Presidente da Ucrânia pede que ONU considere Rússia um Estado terrorista

Volodimir Zelenski se dirigiu ao Conselho de Segurança da ONU na última terça-feira.

Postado em: 29-06-2022 às 09h30
Por: Luan Monteiro
Volodimir Zelenski se dirigiu ao Conselho de Segurança da ONU na última terça-feira. | Foto: Reprodução

O presidente da Ucrânia, Volodimir Zelenski, pediu, na última terça-feira (28/6), que a Organização das Nações Unidas (ONU) considere a Rússia como um Estado terrorista. Em sua justificativa, Zelesnki mencionou os nomes de dezenas de supostas vítimas da guerra.

“Se, em qualquer parte do mundo, qualquer organização matasse civis assim como a Rússia mata ucranianos, isso seria definitivamente reconhecido como terrorismo, e essa organização se tornaria inimiga de toda a humanidade”, disse.

A sessão do Conselho de Segurança, onde a Rússia é um dos membros permanentes, foi convocada a pedido da Ucrânia após o ataque a um shopping na cidade de Krementchuk, no início da semana, que deixou 18 mortos.

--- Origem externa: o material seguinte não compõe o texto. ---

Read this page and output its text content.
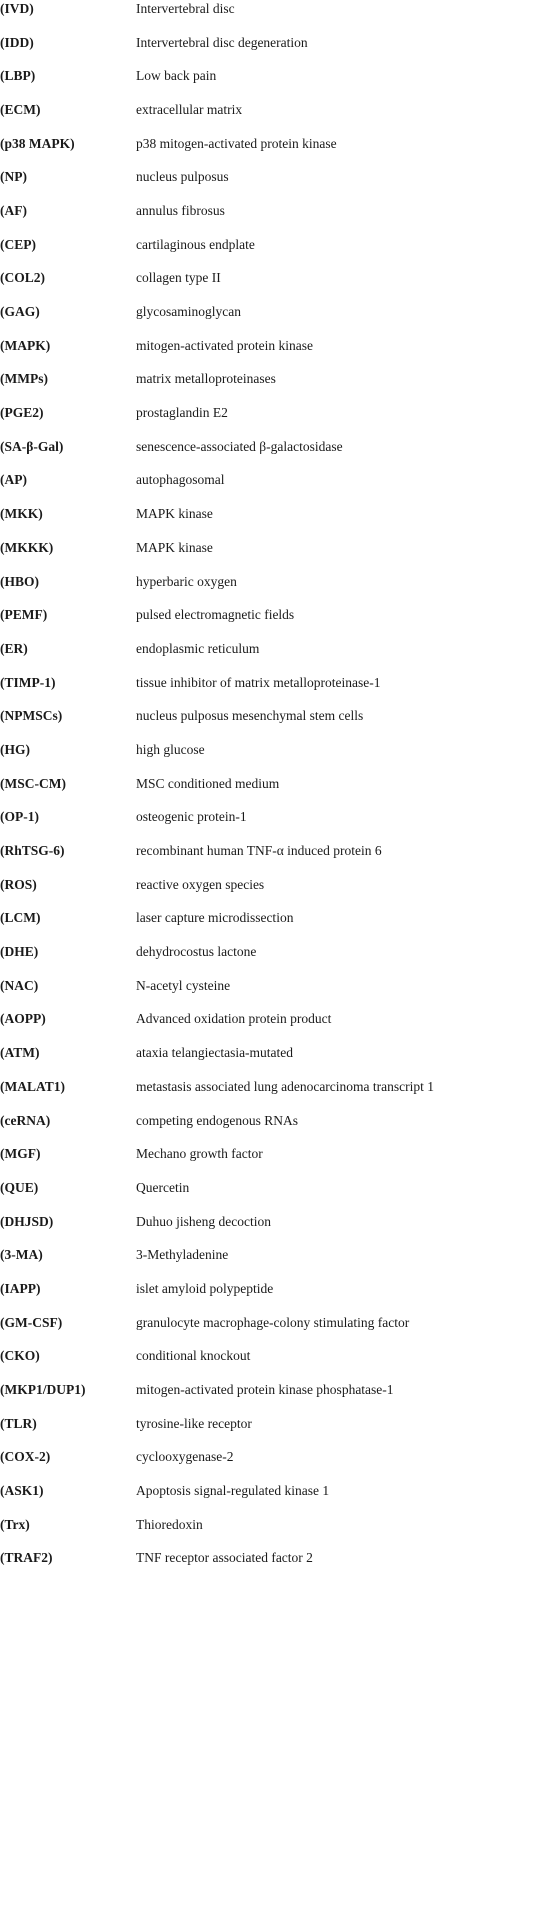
(IVD)	Intervertebral disc
(IDD)	Intervertebral disc degeneration
(LBP)	Low back pain
(ECM)	extracellular matrix
(p38 MAPK)	p38 mitogen-activated protein kinase
(NP)	nucleus pulposus
(AF)	annulus fibrosus
(CEP)	cartilaginous endplate
(COL2)	collagen type II
(GAG)	glycosaminoglycan
(MAPK)	mitogen-activated protein kinase
(MMPs)	matrix metalloproteinases
(PGE2)	prostaglandin E2
(SA-β-Gal)	senescence-associated β-galactosidase
(AP)	autophagosomal
(MKK)	MAPK kinase
(MKKK)	MAPK kinase
(HBO)	hyperbaric oxygen
(PEMF)	pulsed electromagnetic fields
(ER)	endoplasmic reticulum
(TIMP-1)	tissue inhibitor of matrix metalloproteinase-1
(NPMSCs)	nucleus pulposus mesenchymal stem cells
(HG)	high glucose
(MSC-CM)	MSC conditioned medium
(OP-1)	osteogenic protein-1
(RhTSG-6)	recombinant human TNF-α induced protein 6
(ROS)	reactive oxygen species
(LCM)	laser capture microdissection
(DHE)	dehydrocostus lactone
(NAC)	N-acetyl cysteine
(AOPP)	Advanced oxidation protein product
(ATM)	ataxia telangiectasia-mutated
(MALAT1)	metastasis associated lung adenocarcinoma transcript 1
(ceRNA)	competing endogenous RNAs
(MGF)	Mechano growth factor
(QUE)	Quercetin
(DHJSD)	Duhuo jisheng decoction
(3-MA)	3-Methyladenine
(IAPP)	islet amyloid polypeptide
(GM-CSF)	granulocyte macrophage-colony stimulating factor
(CKO)	conditional knockout
(MKP1/DUP1)	mitogen-activated protein kinase phosphatase-1
(TLR)	tyrosine-like receptor
(COX-2)	cyclooxygenase-2
(ASK1)	Apoptosis signal-regulated kinase 1
(Trx)	Thioredoxin
(TRAF2)	TNF receptor associated factor 2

Moscou nega ter mirado o local.

Continua após a publicidade

Zelenski pediu, ainda, que a Rússia seja impedida de participar de reuniões da Assembleia Geral da ONU que debatam o conflito e que perca seu assento no Conselho de Segurança. Ele também requisitou que as Nações Unidas a investigarem um suposto crime de genocídio.

O ataque

Na última segunda-feira (27), misseis atingiram um shopping na cidade de industrial de Krementchuk. Segundo autoridades da Ucrânia, haviam mais de mil pessoas no local no momento do ataque.

Serviços de emergência confirmaram ao menos 18 mortos em decorrência do ataque e outros 59 feridos. Krementchuk é uma cidade industrial com pouco mais de 200 mil habitantes e sedia a maior refinaria de petróleo da Ucrânia.

“Atingiram um shopping center com mais de mil civis dentro”, disse o presidente ucraniano. “Está pegando fogo e as equipes de resgate estão tentando apagar as chamas. O número de vítimas é impossível de imaginar.”

O Exército da Rússia, por sua vez, negou que tenha atacado o local. Segundo o exército do país, o alvo foi um depósito de armas enviadas pelos EUA, e que as explosões desencadearam, por consequência, o incêndio no centro comercial.